As a writer, you’re a thinker–it’s a requirement, believe it or not. And having an outlet to think, and I mean really think, not just yell out politically into some Facebookian abyss, allows you to discover something more about yourself. I grew to know myself better through my writing. I grew to know my friends better too because writing, even if you aren’t trying, even if you’re lying or being satirical, is something that is always honest. Maybe not in content, but in way of speech, in tone, in voice and inflection and when jammed together into a whole, when the patterns become clear, something arises that is wholly you, whether you like it or not.
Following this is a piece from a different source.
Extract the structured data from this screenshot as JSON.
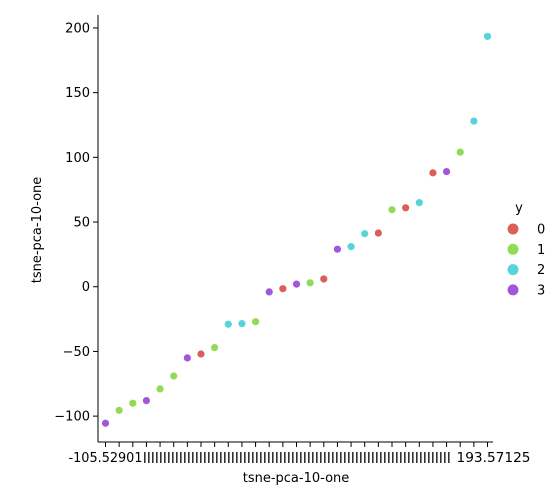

I am of the belief that more people should write because we aren’t honest enough with ourselves. We don’t think about the reasons why we believe the way we do, or think the way we do, or argue the way we do; we don’t take time to consider the why behind the what. And I know so many people with so much to say. Maybe they aren’t able to phrase it as well as they’d like, but they have the ability through a written word to contribute a different voice to the conversation and that’s something worth investing in–even if it doesn’t always sound so pretty.